Brown, 77, who operates barbecue restaurants in the Lower Richland area, suffered major injuries and spent months in the hospital, according to his lawsuit. His Chevrolet van, which overturned in the crash on Congaree Road, behind McEntire Joint National Guard Joint Base, was severely damaged.
“I’m glad to be alive,” Brown told The State newspaper Wednesday. “I was in the hospital a long time.”
In late April, in a quiet out-of-court settlement that avoided a trial, Brigman and insurance company BITCO agreed to pay Brown $3.25 million.
Settlement records in the case call it a “compromise settlement.”
Neither Brigman, which is headquartered in Newberry, nor BITCO admitted any liability.
Stuart Mauney, a Greenville lawyer representing Brigman and BITCO, declined to comment.
State Sen.
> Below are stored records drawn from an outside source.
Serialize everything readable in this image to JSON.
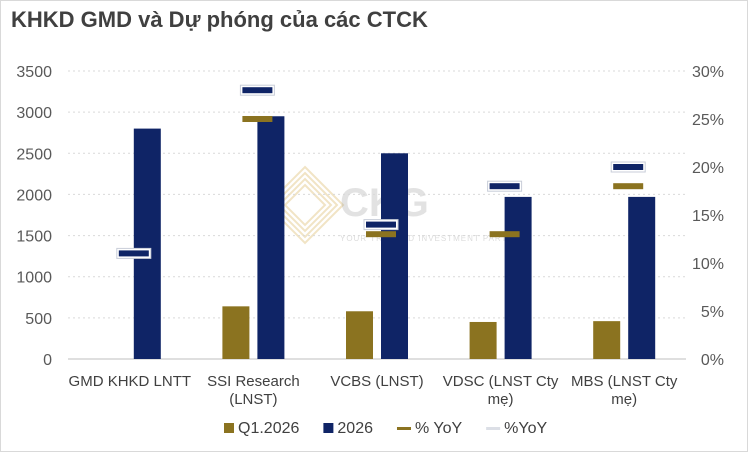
{
  "title": "KHKD GMD và Dự phóng của các CTCK",
  "chart_data": {
    "type": "bar",
    "categories": [
      [
        "GMD KHKD LNTT"
      ],
      [
        "SSI Research",
        "(LNST)"
      ],
      [
        "VCBS (LNST)"
      ],
      [
        "VDSC (LNST Cty",
        "mẹ)"
      ],
      [
        "MBS (LNST Cty",
        "mẹ)"
      ]
    ],
    "series": [
      {
        "name": "Q1.2026",
        "kind": "bar",
        "axis": "left",
        "color": "#8B7320",
        "values": [
          null,
          640,
          580,
          450,
          460
        ]
      },
      {
        "name": "2026",
        "kind": "bar",
        "axis": "left",
        "color": "#0F2466",
        "values": [
          2800,
          2950,
          2500,
          1970,
          1970
        ]
      },
      {
        "name": "% YoY",
        "kind": "marker",
        "axis": "right",
        "color": "#8B7320",
        "values": [
          null,
          0.25,
          0.13,
          0.13,
          0.18
        ]
      },
      {
        "name": "%YoY",
        "kind": "marker",
        "axis": "right",
        "color": "#0F2466",
        "values": [
          0.11,
          0.28,
          0.14,
          0.18,
          0.2
        ]
      }
    ],
    "y_left": {
      "min": 0,
      "max": 3500,
      "step": 500,
      "ticks": [
        "0",
        "500",
        "1000",
        "1500",
        "2000",
        "2500",
        "3000",
        "3500"
      ]
    },
    "y_right": {
      "min": 0,
      "max": 0.3,
      "step": 0.05,
      "ticks": [
        "0%",
        "5%",
        "10%",
        "15%",
        "20%",
        "25%",
        "30%"
      ]
    },
    "grid": true,
    "legend_position": "bottom"
  },
  "watermark": {
    "brand": "CKG",
    "tagline": "YOUR TRUSTED INVESTMENT PARTNER"
  }
}
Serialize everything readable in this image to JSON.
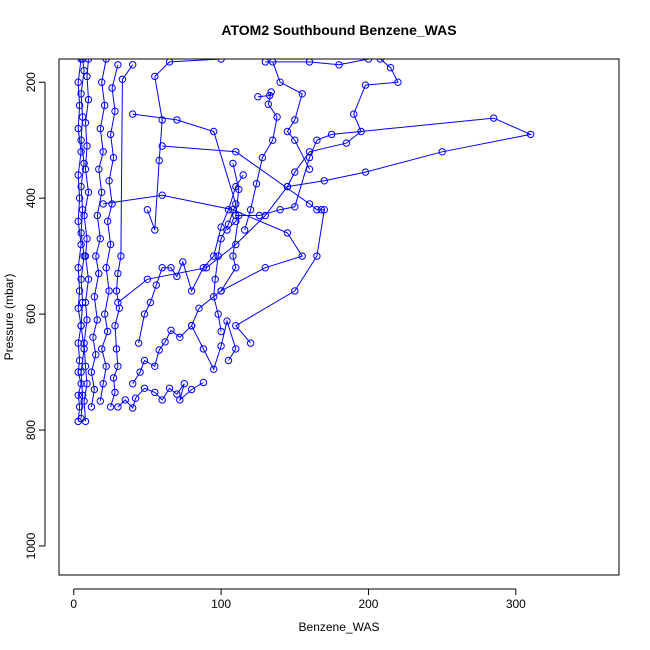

Darrell Jackson, a pastor and a longtime family friend of Brown’s, said Brown “is affectionately known as ‘Big T,’ and is an iconic figure in our community, who very much (gives) back to the community.”
Brown’s two restaurants are legendary for their barbecue, said Jackson, D-Richland, adding that “people come from all over to eat there.”
In the crash, Brown’s van overturned, and he suffered what his lawsuit called “major injuries” that required long-term hospitalization, rehabilitation and extensive medical expenses.
Brown’s lawsuit, filed in Richland County court, alleged that Brigman, as a contractor hired by Richland County Utilities, was negligent because it had a duty to safely maintain and store piping materials. But the pipe that Brown struck “was laid in an unstable position on a leaf-covered embankment,” within 10 feet of the road, the lawsuit said.
Brown attorney’s, state Sen. Dick Harpootlian, said his theory of the case was that over time, vibrations from trains on a neaby stretch of railroad track shook the unsecured pipe loose, causing it to roll into the middle of the road. Harpootlian said his firm hired experts who did experiments that showed vibrations from passing trains was a likely major cause that resulted in the pipe rolling onto the road.
“It’s a heavily-traveled road, and a train had passed only a few minutes before,” said Harpootlian, explaining how Brown’s van came to be the first car to strike the pipe.
In an answer to the lawsuit, Brigman denied any negligence and asserted that on the day of the crash, it had placed a “30-foot long piece of heavy high-density polyethylene … pipe a number of feet off the edge of the road way of SC-769 (Congaree Road) well out of the path of any oncoming traffic.”
“This settlement will make a huge improvement in the quality of life for Mr. Brown, and hopefully help raise awareness about safety at highway construction sites,” Harpootlian said.